Right. this is the issue right here. people only see that Go didn't have generics, and they never stop for a second to think WHY Go didn't have them. Generics have an implementation cost for the Go project, and maintenance cost for the Go project, and end user negative impacts in regards to time and memory. but advocates often dont know or care about these drawback, and only howl that GENERICS ARE MISSING until they are added, consequences be damned.

I'm just saying that while generics are useful in some cases, they are not always the right answer, and it shouldn't just be assumed that every language needs them, nor that any non-generic language "sucks".

What kind of argument is this? Nobody says it’s “magical pixie dust that makes bad code into good code.” It’s a way to avoid writing repetitive code over and over and the runtime cost can be insignificant depending on implementation.
I know it's not your code, but related to this comment, it looks like it missing a check for lks == null?

https://github.com/robdelacruz/lkwebserver/blob/main/lkstrin...

That assert is checking a library invariant; it should never fail unless there’s a bug in the string library itself (although I’m not entirely sure this string library would tolerate a malloc failure from a quick glance through).

This is distinct from checking the parameters; if lks is null then the user of the API has made an error. Some libraries may sanitise user parameters, others don’t.
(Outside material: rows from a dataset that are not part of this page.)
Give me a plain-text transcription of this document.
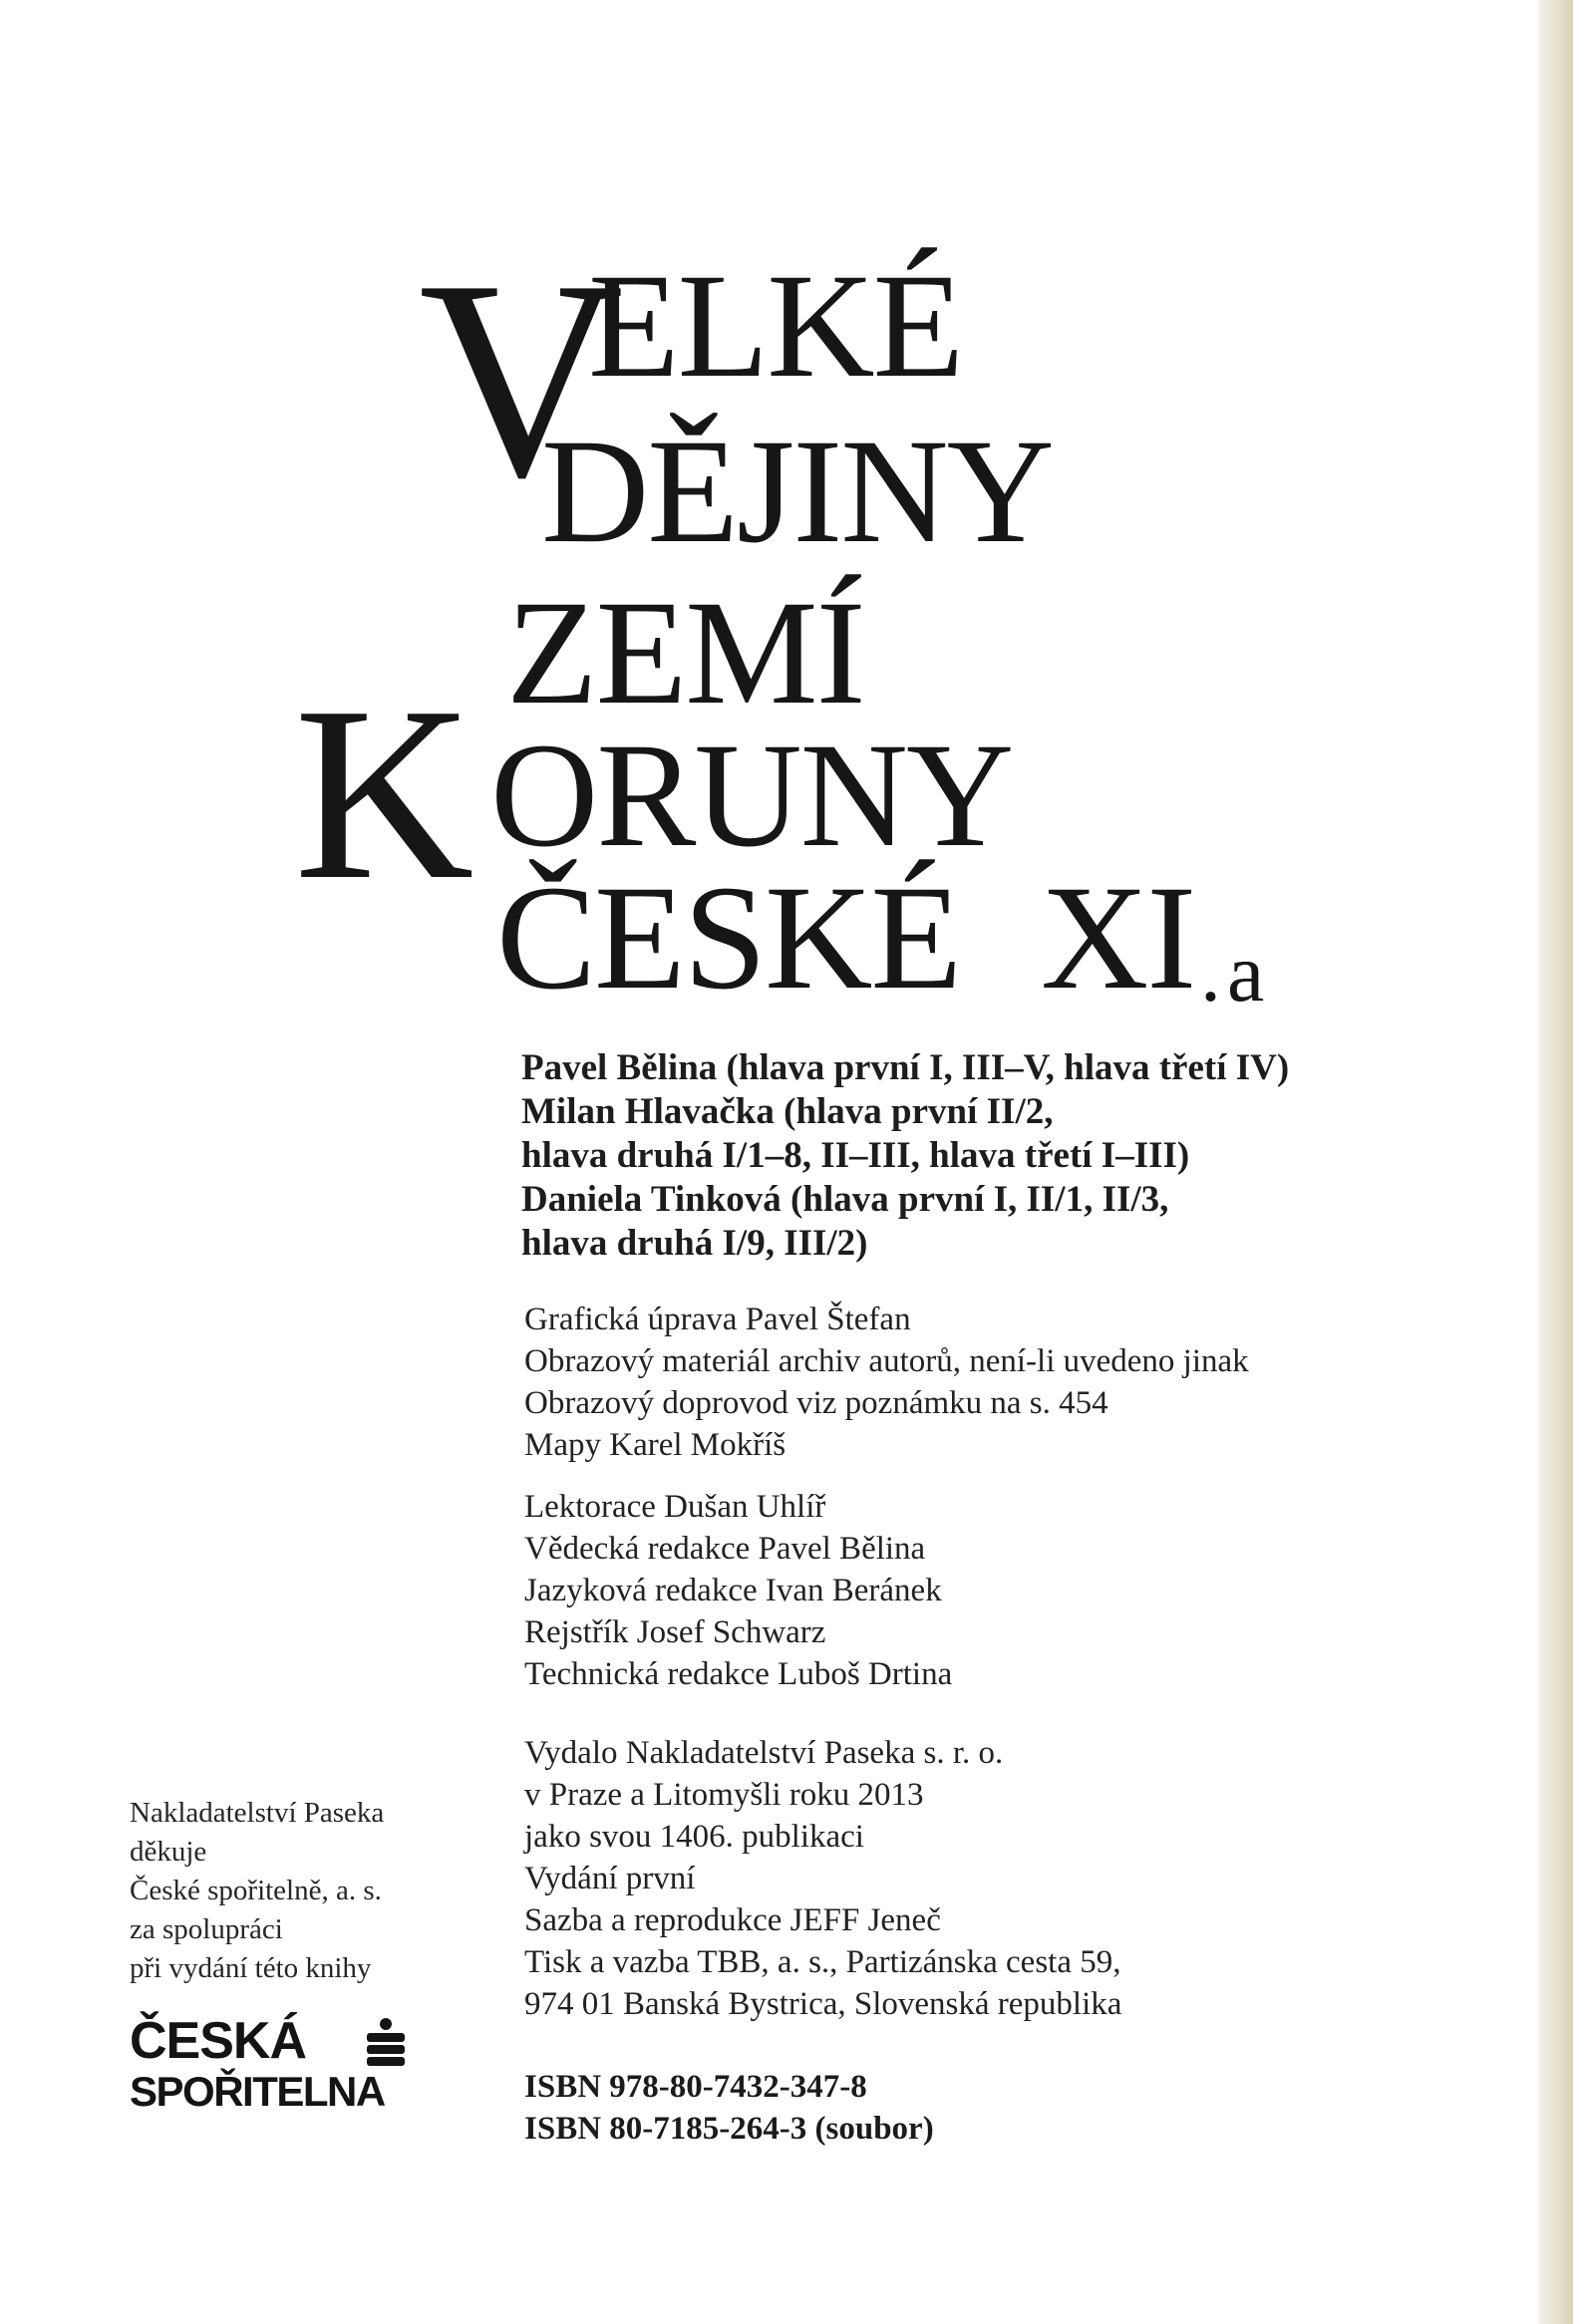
V
ELKÉ
DĚJINY
ZEMÍ
K ORUNY
ČESKÉ XI .a
Pavel Bělina (hlava první I, III–V, hlava třetí IV)
Milan Hlavačka (hlava první II/2,
hlava druhá I/1–8, II–III, hlava třetí I–III)
Daniela Tinková (hlava první I, II/1, II/3,
hlava druhá I/9, III/2)
Grafická úprava Pavel Štefan
Obrazový materiál archiv autorů, není-li uvedeno jinak
Obrazový doprovod viz poznámku na s. 454
Mapy Karel Mokříš
Lektorace Dušan Uhlíř
Vědecká redakce Pavel Bělina
Jazyková redakce Ivan Beránek
Rejstřík Josef Schwarz
Technická redakce Luboš Drtina
Vydalo Nakladatelství Paseka s. r. o.
v Praze a Litomyšli roku 2013
jako svou 1406. publikaci
Vydání první
Sazba a reprodukce JEFF Jeneč
Tisk a vazba TBB, a. s., Partizánska cesta 59,
974 01 Banská Bystrica, Slovenská republika
ISBN 978-80-7432-347-8
ISBN 80-7185-264-3 (soubor)
Nakladatelství Paseka
děkuje
České spořitelně, a. s.
za spolupráci
při vydání této knihy
ČESKÁ
SPOŘITELNA
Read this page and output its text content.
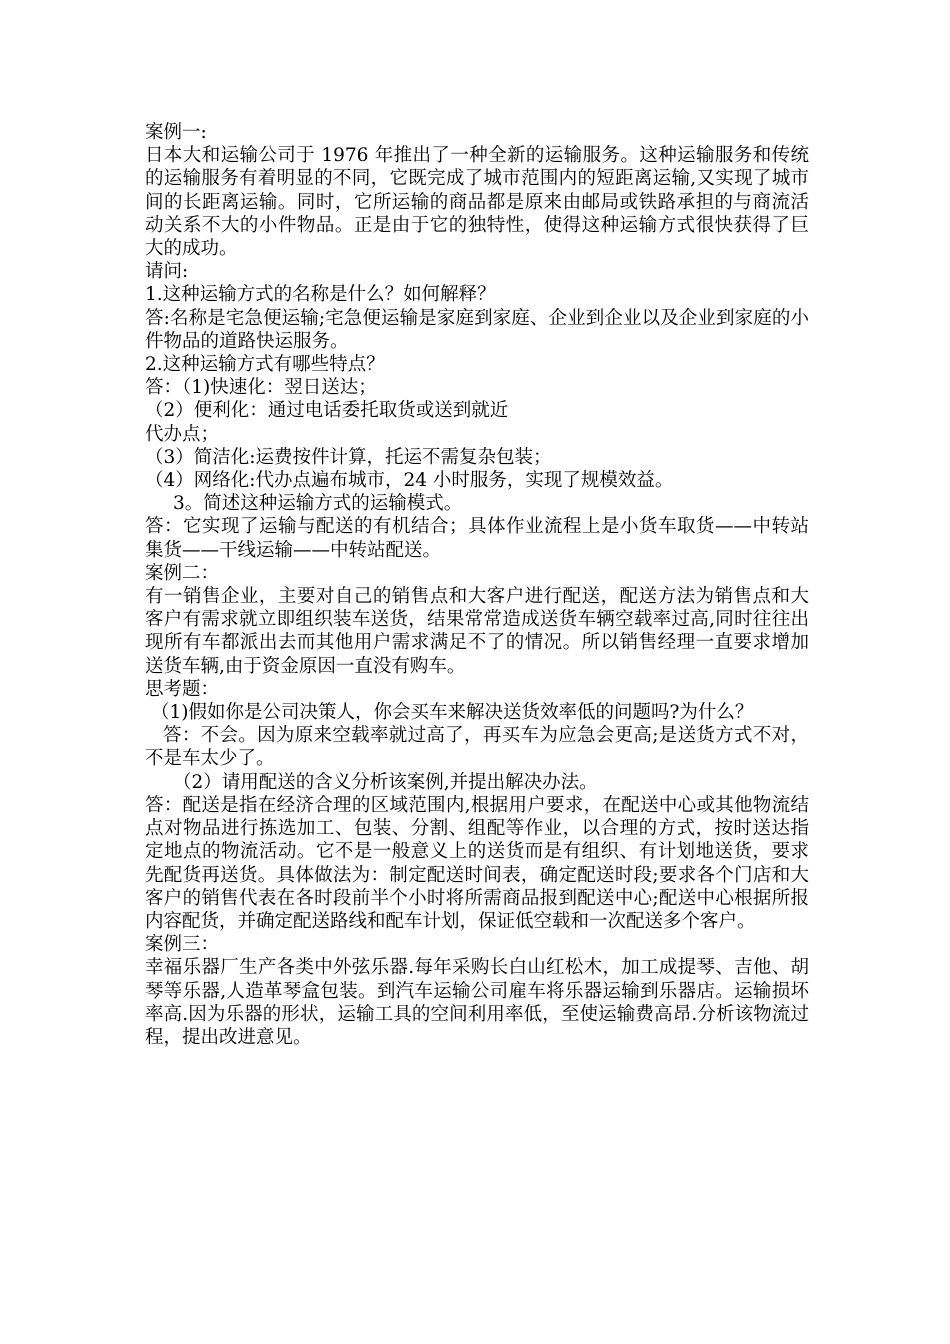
案例一:

日本大和运输公司于 1976 年推出了一种全新的运输服务。这种运输服务和传统的运输服务有着明显的不同，它既完成了城市范围内的短距离运输,又实现了城市间的长距离运输。同时，它所运输的商品都是原来由邮局或铁路承担的与商流活动关系不大的小件物品。正是由于它的独特性，使得这种运输方式很快获得了巨大的成功。

请问:

1.这种运输方式的名称是什么？如何解释？

答:名称是宅急便运输;宅急便运输是家庭到家庭、企业到企业以及企业到家庭的小件物品的道路快运服务。

2.这种运输方式有哪些特点？

答：（1)快速化：翌日送达；

（2）便利化：通过电话委托取货或送到就近

代办点；

（3）简洁化:运费按件计算，托运不需复杂包装；

（4）网络化:代办点遍布城市，24 小时服务，实现了规模效益。

3。简述这种运输方式的运输模式。

答：它实现了运输与配送的有机结合；具体作业流程上是小货车取货——中转站集货——干线运输——中转站配送。

案例二：

有一销售企业，主要对自己的销售点和大客户进行配送，配送方法为销售点和大客户有需求就立即组织装车送货，结果常常造成送货车辆空载率过高,同时往往出现所有车都派出去而其他用户需求满足不了的情况。所以销售经理一直要求增加送货车辆,由于资金原因一直没有购车。

思考题：

（1)假如你是公司决策人，你会买车来解决送货效率低的问题吗?为什么？

答：不会。因为原来空载率就过高了，再买车为应急会更高;是送货方式不对，不是车太少了。

（2）请用配送的含义分析该案例,并提出解决办法。

答：配送是指在经济合理的区域范围内,根据用户要求，在配送中心或其他物流结点对物品进行拣选加工、包装、分割、组配等作业，以合理的方式，按时送达指定地点的物流活动。它不是一般意义上的送货而是有组织、有计划地送货，要求先配货再送货。具体做法为：制定配送时间表，确定配送时段;要求各个门店和大客户的销售代表在各时段前半个小时将所需商品报到配送中心;配送中心根据所报内容配货，并确定配送路线和配车计划，保证低空载和一次配送多个客户。

案例三：

幸福乐器厂生产各类中外弦乐器.每年采购长白山红松木，加工成提琴、吉他、胡琴等乐器,人造革琴盒包装。到汽车运输公司雇车将乐器运输到乐器店。运输损坏率高.因为乐器的形状，运输工具的空间利用率低，至使运输费高昂.分析该物流过程，提出改进意见。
At any rate, an assert would be the wrong choice to check user parameters since this would result in a (recoverable) user error leading to an abort unless the assert is disabled at compile time (-DNDEBUG), returning an error would be a better choice.

assert is an acceptable way to deal with precondition failures.
Thanks, much of the asserts were scaffolding while I was programming the helper functions. They function similar to comments, reminding me of the internal conditions that should always be valid.
>It's fun to write this (and read others' versions) the first 3 or 4 times, but it gets old quickly.

I mean, you can always just use an existing string library or reuse your own. There's no reason to rewrite string operations for every project.